At the date of the sale the FV of the complex was $33m. The PV of the new lease liability is $22m.
Question:
BPP answers states that this is a part disposal as part of the right of use asset is retained. What in the above statement implies that the IFRS16 would effectively see this as a part – disposal and part of it has been retained?May 15, 2019 at 1:44 pm #516013These statements are adaptations from the original Q:
“The sale qualifies as a sale in line with IFRS15.” and “At the date of the sale the FV of the complex was $33m. The PV of the new lease liability is $22m.”
The original question went on to say “The Group is leasing back the leisure centre complex ….” (and I think an exam Q would still make that clear rather than implying it through the mention of a lease liability).“Part disposal” is not really the term to describe the treatment of a sale and leaseback in accordance with IFRS 16. Under IFRS 16, the physical asset is derecognised and a right-of-use asset recognised instead.
May 16, 2019 at 8:06 am #516093Oh okay, thanks.
1. What in the question tells you that we need to calculate the proportion of asset retained for use?
2. Is it because the question states that IT IS a sale under IFRS 15 but also a sale and leaseback arrangement? If so will questions always state if it is a sale or not?
3. The answer uses the FV at at the date of the sale – $33m to calculate part of the asset retained for use -I thought it would be the FV of the proceeds $35m as this is what was received ?
May 16, 2019 at 10:40 am #5161171. As I said – there isn’t retention of a portion.
2. Yes I believe the Q will always be clear whether there is a sale under IFRS 15 as this fundamental.

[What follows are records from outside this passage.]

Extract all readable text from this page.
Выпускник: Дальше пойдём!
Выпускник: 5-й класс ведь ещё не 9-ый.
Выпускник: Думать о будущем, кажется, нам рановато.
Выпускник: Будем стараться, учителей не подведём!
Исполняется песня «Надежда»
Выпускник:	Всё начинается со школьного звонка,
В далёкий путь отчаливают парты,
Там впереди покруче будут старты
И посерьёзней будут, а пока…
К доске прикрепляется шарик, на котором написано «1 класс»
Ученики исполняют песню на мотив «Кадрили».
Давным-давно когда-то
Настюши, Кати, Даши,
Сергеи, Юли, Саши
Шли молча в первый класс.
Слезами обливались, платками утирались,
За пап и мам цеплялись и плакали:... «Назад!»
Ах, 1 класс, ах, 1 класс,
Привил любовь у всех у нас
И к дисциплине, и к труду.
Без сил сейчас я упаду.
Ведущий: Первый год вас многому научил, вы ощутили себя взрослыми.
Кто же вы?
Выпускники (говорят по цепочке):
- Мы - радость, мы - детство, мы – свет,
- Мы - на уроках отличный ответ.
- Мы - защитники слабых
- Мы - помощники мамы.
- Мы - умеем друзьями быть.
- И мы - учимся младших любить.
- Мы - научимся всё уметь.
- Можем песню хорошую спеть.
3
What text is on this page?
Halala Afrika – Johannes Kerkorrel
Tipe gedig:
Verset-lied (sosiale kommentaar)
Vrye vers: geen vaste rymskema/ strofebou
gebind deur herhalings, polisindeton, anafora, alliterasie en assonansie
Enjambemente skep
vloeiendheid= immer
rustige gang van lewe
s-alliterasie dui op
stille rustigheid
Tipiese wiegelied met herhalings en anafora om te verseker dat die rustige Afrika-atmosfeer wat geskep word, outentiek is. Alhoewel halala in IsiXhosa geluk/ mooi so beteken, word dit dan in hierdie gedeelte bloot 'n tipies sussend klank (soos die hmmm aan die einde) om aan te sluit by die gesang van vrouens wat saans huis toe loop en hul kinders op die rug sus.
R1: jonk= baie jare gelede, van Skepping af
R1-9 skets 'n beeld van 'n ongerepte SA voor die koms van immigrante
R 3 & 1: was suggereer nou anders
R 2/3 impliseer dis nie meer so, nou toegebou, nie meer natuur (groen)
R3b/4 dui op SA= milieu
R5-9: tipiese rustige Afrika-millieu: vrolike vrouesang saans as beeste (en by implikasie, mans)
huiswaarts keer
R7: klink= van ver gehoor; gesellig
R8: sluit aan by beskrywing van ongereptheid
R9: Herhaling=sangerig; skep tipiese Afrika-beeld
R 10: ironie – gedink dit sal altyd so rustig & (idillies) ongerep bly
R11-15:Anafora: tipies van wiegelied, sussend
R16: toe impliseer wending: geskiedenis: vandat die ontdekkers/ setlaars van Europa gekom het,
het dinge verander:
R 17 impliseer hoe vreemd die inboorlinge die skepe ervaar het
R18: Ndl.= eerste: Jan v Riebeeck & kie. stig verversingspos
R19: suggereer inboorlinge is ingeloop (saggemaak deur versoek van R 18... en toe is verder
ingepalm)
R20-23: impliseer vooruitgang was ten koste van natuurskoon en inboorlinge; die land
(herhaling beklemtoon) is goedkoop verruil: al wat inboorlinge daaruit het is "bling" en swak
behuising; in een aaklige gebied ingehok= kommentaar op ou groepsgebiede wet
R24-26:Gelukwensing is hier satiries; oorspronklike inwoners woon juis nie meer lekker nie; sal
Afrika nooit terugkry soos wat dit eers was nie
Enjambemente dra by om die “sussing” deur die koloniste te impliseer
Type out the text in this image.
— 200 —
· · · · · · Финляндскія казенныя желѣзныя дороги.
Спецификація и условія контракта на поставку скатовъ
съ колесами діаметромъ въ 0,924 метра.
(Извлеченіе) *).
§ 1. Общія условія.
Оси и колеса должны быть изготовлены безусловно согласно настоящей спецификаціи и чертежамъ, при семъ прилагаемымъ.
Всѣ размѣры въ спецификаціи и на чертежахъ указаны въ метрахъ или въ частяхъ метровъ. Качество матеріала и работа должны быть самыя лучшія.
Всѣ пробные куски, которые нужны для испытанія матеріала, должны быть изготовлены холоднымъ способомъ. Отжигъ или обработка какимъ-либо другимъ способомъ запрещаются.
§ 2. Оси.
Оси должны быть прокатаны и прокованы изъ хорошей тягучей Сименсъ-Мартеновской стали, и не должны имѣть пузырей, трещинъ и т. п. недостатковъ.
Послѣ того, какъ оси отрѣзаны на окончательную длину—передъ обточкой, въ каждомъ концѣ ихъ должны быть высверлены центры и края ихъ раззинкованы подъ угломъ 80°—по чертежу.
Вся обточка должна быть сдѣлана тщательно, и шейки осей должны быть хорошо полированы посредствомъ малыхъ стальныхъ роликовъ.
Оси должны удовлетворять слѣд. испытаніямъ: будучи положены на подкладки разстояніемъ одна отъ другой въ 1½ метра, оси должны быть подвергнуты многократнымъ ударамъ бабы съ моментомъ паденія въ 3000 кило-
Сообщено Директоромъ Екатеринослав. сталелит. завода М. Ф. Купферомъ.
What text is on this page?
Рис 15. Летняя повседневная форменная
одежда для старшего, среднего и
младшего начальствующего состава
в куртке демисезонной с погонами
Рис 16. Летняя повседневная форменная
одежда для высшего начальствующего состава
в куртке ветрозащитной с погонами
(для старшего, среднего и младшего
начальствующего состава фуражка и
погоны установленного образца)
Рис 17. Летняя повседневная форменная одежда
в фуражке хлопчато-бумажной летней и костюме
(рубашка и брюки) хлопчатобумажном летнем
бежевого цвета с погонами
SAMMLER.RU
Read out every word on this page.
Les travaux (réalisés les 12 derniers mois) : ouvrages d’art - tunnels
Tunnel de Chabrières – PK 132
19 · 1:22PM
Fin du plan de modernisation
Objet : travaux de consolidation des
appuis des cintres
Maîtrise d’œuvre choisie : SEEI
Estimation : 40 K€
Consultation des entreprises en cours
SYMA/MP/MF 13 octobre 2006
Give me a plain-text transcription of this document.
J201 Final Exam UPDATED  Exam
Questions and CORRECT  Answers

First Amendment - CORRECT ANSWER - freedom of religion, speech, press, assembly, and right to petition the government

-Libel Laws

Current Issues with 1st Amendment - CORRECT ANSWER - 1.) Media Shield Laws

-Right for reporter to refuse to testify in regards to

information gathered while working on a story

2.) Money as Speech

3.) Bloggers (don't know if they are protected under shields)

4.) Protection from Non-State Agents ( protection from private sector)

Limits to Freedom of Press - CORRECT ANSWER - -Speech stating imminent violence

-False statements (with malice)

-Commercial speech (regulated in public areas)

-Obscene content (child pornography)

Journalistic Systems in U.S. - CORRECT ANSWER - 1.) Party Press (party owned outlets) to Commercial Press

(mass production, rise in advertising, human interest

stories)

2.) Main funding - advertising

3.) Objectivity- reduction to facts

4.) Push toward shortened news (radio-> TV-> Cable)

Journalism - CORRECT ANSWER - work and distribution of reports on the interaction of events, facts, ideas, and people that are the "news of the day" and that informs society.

3. No asset can be carried at more than fair value – this is a fundamental measurement principle. The excess $2m must be an additional loan – it cannot be used to inflate the cost of the right-of-use asset acquired.See section 5 of Chapter 19 in the SBR notes for further details.
There is also a technical article here https://www.accaglobal.com/gb/en/student/exam-support-resources/fundamentals-exams-study-resources/f7/technical-articles/ifrs16.htmlMay 17, 2019 at 10:45 am #5162461. Can this be referred to as how much right we keep to use the asset?
May 17, 2019 at 11:11 am #516248If by “how much” you mean a monetary measure of the right to use the asset then yes – the statement of financial position will show a measure ($) of the right-of-use.
If you mean some measure of a right to keep the asset then no – the right to keep the asset (i.e. ownership) has been given up in the sale of the asset. That’s why it must be completely derecognised and a new asset recognised.
May 19, 2019 at 7:20 am #516399Yes, in monetary terms.
Thank you for explaining.
May 19, 2019 at 8:56 am #516407You’re welcome!